Background: Informal caregivers are susceptible to compassion fatigue in vicarious response to another’s suffering. The purpose of the study was to determine the feasibility of an online program that addresses compassion fatigue, burnout, and secondary traumatic stress in informal caregivers.

Method: The study used a pre-post repeated measures feasibility design. Eighty-six participants were initially recruited. The intervention consisted of a 70-min online program. The participants completed surveys before and after program completion. The number of participants that completed each study phase was recorded to determine feasibility outcomes of acceptability, implementation, and demand. A Wilcoxon signed-rank test was employed to analyze survey results.

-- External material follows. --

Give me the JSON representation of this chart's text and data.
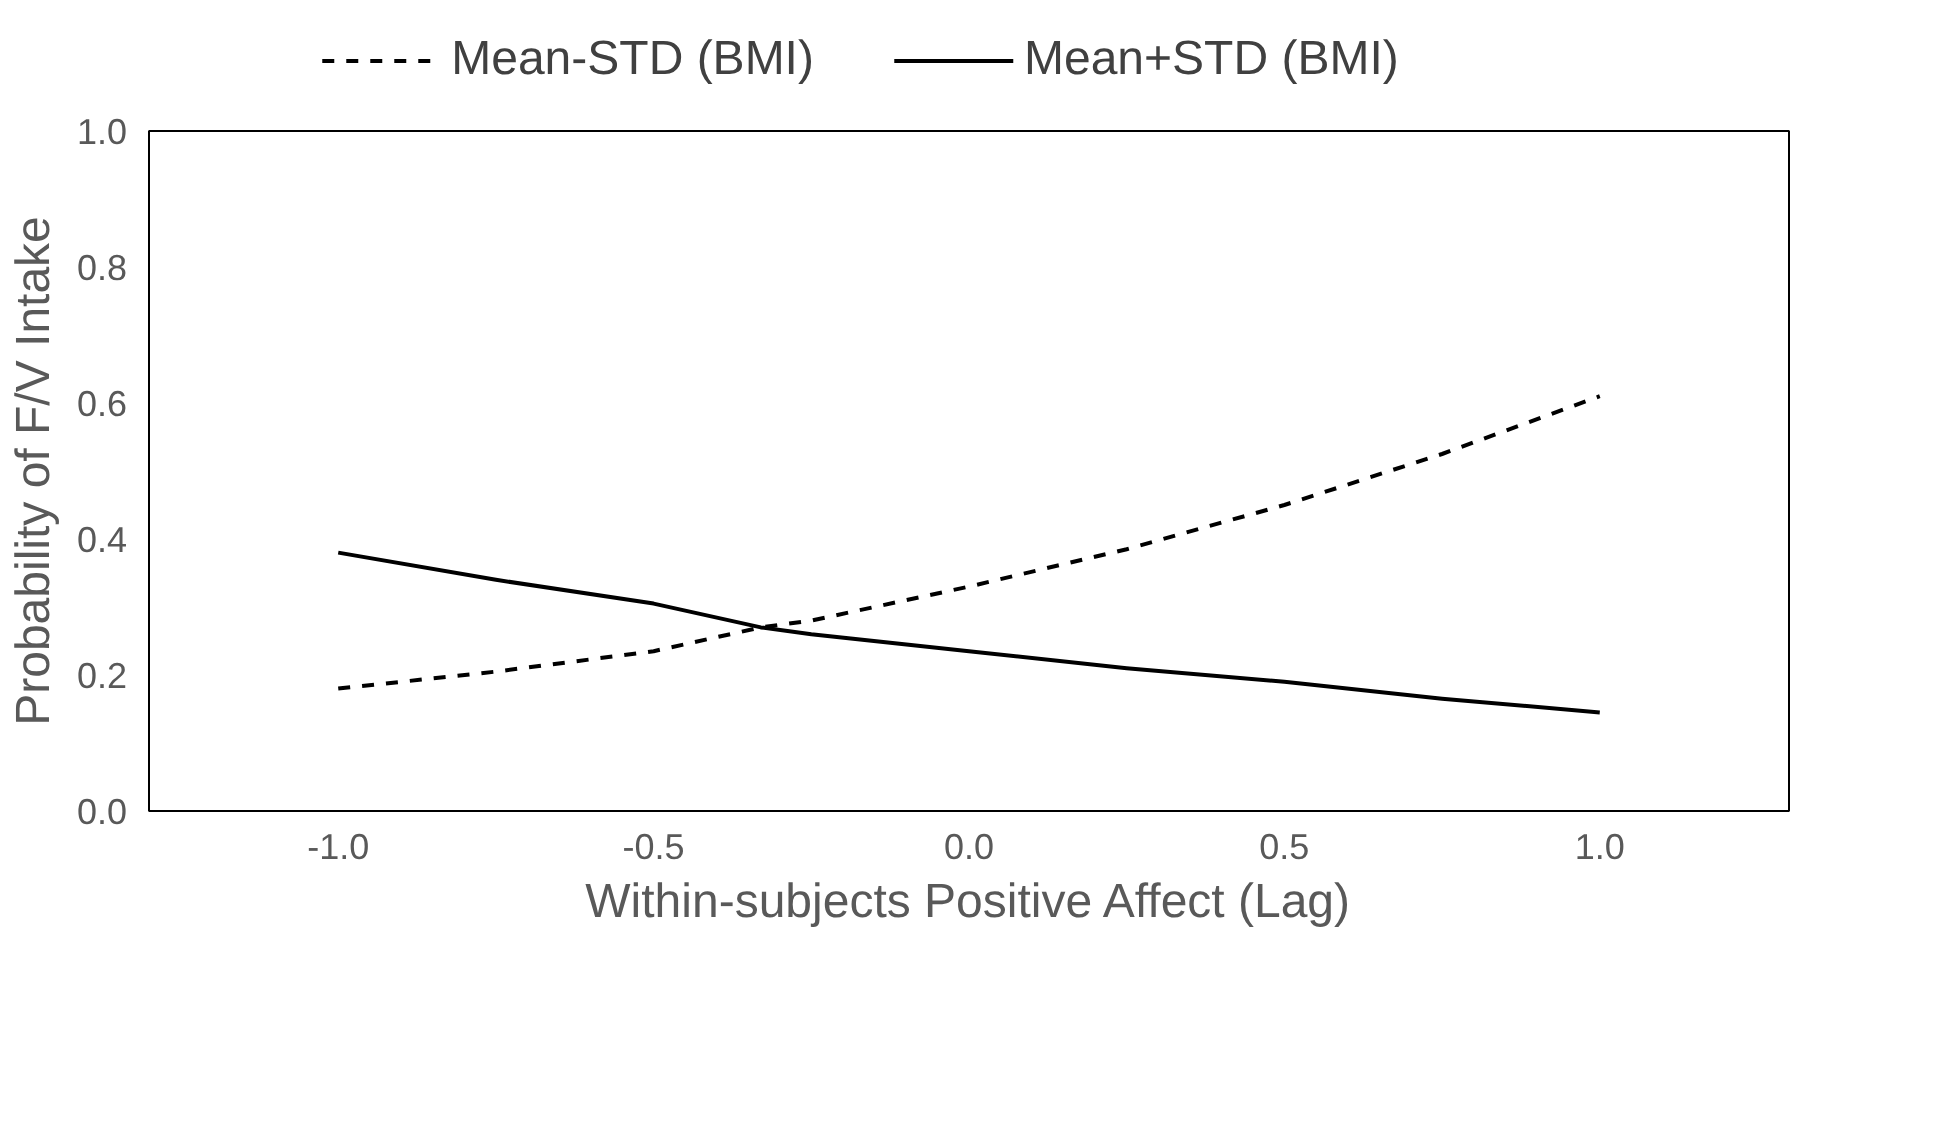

Results: Ten participants completed all study phases. Of the participants recruited and consented to participate, 29% completed part of the program, 12% completed all phases, and 70% reported they would recommend the online program. The results of the Wilcoxon signed-rank test revealed that completion of the online program elicited a significant change in secondary traumatic stress-related outcomes.

Conclusion: Findings provided preliminary evidence suggesting that the online program may be a feasible intervention to support informal caregiver mental health. Future efficacy testing of the online program is needed with specific consideration of the COVID-19 pandemic and resulting social isolation impacting mental health.


The authors have no conflict of interest to declare, nor financial interest or benefit that has arisen from our research.